Weston Gallery PO Box 655, Sixth Ave and Dolores St CA93921 Carmel États-Unis
The attitude that nature is chaotic and that the artist puts order into it is a very absurd point of view, I think.
All that we can hope for is to put some order into ourselves.”
~ Willem de Kooning
At the age of 12, Lake Michigan was Chip Hooper’s Pacific Ocean. Growing up in the mid-west, with an overriding sense of transience, in 1988, the artist moved to the Monterey Peninsula where, he discovered the Big Sur coast and at the age of 26, finally came home.
“Surf” is Hooper’s most recent chapter of his many years of study and love for his lifelong subject, the ocean. He made his first photograph for this series in 2003, inspired by a seminal moment with a close artist friend who gave Hooper this advice:
“When you’ve finished making a picture you’re excited about, look up, look down, look left and right, and behind you, and sit with your emotions, take it in. That’s when you might find something new”. It was on the Big Sur coast in 2003 that Hooper did just that; observing the surface of the ocean, the turbulent ebb and flow of the raw sea and made what would be the first of the Surf Series, Surf #1082.
While Hooper’s earlier series, California’s Pacific is ongoing, New Zealand’s South Pacific & Tasman Sea took only two years culminate, the Surf Series is a 10 year intimate study of a highly personal exploration along the Mendocino, Sonoma and Big Sur coasts. These photographs are symbols, each of a journey captured in a fleeting moment, no longer than a second in time, but lasting indefinitely.
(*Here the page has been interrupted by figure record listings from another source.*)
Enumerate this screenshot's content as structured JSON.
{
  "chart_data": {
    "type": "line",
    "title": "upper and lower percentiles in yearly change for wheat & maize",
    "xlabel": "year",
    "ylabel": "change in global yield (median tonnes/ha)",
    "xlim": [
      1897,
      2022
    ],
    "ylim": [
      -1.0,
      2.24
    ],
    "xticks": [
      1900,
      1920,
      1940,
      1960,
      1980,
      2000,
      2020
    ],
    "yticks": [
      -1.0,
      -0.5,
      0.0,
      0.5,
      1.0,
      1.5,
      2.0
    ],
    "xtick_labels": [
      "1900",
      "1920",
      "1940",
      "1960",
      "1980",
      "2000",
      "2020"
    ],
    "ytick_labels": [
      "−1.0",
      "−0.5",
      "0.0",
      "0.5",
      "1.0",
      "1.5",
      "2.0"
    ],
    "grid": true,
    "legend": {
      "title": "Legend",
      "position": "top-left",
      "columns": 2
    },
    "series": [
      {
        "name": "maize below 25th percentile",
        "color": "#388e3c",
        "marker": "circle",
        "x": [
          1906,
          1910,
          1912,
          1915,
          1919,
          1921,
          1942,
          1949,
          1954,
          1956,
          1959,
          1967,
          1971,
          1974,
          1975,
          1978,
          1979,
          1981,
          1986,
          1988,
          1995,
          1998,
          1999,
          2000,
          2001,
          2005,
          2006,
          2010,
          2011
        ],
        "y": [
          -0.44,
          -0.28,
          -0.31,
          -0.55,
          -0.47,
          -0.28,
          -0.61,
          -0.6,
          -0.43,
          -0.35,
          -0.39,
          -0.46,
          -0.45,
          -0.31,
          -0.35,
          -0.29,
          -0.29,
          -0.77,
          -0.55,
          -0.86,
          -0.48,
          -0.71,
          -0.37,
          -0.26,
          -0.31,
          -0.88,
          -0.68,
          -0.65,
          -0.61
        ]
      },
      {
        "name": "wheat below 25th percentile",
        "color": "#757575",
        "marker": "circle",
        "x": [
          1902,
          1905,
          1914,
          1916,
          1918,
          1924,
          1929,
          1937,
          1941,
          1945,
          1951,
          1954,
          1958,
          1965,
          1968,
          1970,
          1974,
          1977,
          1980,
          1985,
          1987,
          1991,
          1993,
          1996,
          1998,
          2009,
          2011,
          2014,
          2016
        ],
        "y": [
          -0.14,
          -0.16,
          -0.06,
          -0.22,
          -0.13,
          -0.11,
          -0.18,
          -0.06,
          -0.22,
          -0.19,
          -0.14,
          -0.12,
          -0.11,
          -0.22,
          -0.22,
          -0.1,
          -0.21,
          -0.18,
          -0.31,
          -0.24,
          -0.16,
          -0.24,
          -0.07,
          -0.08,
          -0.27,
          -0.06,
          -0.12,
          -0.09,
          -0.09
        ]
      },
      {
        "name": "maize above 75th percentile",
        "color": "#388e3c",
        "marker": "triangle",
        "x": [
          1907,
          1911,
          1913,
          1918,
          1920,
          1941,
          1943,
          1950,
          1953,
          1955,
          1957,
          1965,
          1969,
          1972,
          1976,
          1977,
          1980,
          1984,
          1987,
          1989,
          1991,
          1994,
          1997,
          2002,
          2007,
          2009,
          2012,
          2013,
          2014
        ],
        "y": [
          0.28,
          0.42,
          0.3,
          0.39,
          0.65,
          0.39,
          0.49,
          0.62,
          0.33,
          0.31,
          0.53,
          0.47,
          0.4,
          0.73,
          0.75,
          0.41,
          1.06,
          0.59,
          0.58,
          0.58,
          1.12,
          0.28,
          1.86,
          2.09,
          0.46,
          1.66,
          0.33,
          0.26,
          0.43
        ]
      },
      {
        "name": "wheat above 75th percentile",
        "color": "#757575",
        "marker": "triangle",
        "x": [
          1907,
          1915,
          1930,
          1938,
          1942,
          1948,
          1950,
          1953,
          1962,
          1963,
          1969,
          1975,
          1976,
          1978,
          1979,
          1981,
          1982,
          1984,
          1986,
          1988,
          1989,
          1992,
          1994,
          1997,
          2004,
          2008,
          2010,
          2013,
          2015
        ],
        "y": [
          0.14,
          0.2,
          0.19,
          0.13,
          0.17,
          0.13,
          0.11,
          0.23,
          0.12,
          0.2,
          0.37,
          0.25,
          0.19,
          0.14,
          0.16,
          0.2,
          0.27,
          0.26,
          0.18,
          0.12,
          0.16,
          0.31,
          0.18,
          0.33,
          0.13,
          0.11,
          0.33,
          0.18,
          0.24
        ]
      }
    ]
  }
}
For this series, Hooper has stepped out from under the f/64 umbrella which was influential to his early work, taking on a new perspective with his large-format 8 x 10 inch view camera. He clearly draws inspiration from his recent study of the post-World War II abstract expressionists including Jackson Pollack, Mark Rothko and Willem de Kooning.
Hooper’s undeniable, life-long connection to the sea continues to be his genesis. The future holds a new installment of photographs taken in California, and a growing body of work made in Iceland. We only hope he continues to look up, down, to the left and to the right.
Chip Hooper’s work is featured in many private and public collections including the Microsoft Collection, Museum of Fine Arts, Boston, Museum of Fine Arts, Houston, Philadelphia Museum of Art, Santa Barbara Museum of Art, Portland Art Museum and the Tokyo Photographic Culture Centre. He has been featured in The New York Times, The New Yorker, ARTnews, The Oregonian, and the San Diego Union-Tribune, among others. He lives in Carmel Valley, California.